@enkiv2 there's a lot of good analysis in this piece, but also a lot of assumptions which I strongly disagree with, many of which revolve around completely ignoring the agency of geeks outside their role as employees, and the influence of social movements in tech like the software freedom movement and CreativeCommons. For example, hackathons have nothing to do with priming people to create VC-funded startups. This is a bizarre assumption that nobody who has been part of a hackathon would make.
@enkiv2 similarly, while I agree that increasing the supply of workers with coding skills could have an effect on tech wages in the future, that doesn't justify leaping to the assumption that organizations teaching people to code are simply dupes of the tech corporations and their owners. There are many ethical motivations for running code academies, such as upskilling workers for social enterprise and NGO work, or even just empowering people to understand the tech they use every day.

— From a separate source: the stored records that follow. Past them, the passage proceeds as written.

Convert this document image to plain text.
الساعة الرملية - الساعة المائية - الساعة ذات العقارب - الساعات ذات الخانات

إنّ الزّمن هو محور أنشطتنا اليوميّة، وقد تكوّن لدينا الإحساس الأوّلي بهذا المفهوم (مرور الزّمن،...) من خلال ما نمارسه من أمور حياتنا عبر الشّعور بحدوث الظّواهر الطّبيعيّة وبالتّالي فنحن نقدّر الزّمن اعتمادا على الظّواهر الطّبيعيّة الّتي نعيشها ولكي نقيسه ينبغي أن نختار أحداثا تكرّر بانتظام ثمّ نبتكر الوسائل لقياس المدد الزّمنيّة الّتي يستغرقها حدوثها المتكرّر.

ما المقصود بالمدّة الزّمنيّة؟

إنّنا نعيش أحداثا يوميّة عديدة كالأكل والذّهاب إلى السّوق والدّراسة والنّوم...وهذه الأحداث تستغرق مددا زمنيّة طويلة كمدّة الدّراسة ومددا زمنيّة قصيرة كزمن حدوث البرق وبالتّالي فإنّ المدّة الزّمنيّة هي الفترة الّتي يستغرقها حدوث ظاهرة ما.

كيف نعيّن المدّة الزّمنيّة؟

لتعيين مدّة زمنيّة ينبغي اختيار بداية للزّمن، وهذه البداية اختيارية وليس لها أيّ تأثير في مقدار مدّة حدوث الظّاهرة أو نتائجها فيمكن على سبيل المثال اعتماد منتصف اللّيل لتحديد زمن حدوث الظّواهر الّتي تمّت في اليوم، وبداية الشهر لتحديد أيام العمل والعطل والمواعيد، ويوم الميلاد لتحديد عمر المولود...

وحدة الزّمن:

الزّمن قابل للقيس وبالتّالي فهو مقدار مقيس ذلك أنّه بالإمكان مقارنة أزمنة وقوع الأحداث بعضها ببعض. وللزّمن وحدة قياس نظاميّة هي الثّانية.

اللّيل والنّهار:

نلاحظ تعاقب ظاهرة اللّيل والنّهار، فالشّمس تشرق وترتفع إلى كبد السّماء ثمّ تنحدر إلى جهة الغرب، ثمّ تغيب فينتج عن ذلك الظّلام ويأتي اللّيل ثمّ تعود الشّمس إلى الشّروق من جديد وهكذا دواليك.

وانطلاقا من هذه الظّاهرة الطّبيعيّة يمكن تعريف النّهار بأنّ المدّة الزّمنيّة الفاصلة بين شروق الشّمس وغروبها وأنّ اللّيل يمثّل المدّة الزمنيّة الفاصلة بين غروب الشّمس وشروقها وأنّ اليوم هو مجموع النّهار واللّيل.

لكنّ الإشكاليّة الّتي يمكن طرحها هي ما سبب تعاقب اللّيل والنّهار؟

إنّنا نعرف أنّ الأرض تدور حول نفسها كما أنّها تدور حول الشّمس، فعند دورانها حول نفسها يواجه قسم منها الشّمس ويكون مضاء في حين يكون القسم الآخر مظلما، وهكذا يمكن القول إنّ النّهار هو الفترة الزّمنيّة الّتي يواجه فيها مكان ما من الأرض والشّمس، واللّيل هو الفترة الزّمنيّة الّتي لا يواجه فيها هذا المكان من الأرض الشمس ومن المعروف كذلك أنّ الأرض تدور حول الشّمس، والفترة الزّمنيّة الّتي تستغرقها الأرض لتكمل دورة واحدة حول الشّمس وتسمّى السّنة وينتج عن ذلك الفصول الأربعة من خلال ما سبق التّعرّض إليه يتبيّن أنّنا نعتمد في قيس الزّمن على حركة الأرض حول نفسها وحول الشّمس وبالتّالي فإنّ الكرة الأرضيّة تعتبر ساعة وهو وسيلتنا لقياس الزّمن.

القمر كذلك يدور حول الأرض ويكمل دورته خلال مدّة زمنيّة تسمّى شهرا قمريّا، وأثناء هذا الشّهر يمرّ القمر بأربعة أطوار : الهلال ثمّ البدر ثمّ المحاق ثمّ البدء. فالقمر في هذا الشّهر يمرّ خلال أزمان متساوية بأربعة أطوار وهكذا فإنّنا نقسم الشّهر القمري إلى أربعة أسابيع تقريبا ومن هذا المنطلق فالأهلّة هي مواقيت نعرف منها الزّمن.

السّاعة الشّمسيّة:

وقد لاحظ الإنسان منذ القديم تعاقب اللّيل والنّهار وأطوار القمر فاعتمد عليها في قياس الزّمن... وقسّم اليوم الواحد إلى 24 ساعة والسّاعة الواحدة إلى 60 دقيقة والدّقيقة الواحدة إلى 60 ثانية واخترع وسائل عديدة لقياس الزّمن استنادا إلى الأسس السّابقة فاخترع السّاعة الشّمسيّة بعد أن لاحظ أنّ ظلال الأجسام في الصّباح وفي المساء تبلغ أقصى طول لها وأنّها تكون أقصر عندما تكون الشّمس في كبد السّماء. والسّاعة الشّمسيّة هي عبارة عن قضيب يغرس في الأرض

@enkiv2 there is a lot of suspicion of open plan offices and hot desking these days, but in general I think they are an improvement on the alienating battery hen style cubicle offices they replace. Yes, they are more suitable for some types of work than others, and I understand that some people want to be able to close a door and work privately at times. But open plans are not that much cheaper than cubicles, and the article offers no justification for its claim that this is why they're used.
@enkiv2 the bit about Apple's 1984 ads is totally ahistorical, almost to the point of paranoia. It's well known that those ads were a dig at IMB and corporate culture, not governments or unions. Also, the false dichotomy of individualism vs. collectivism is itself a core tenet of "Californian ideology" (Reaganism/ neo-liberalism), and I find it endlessly frustrated when leftists uncritically accept this framing.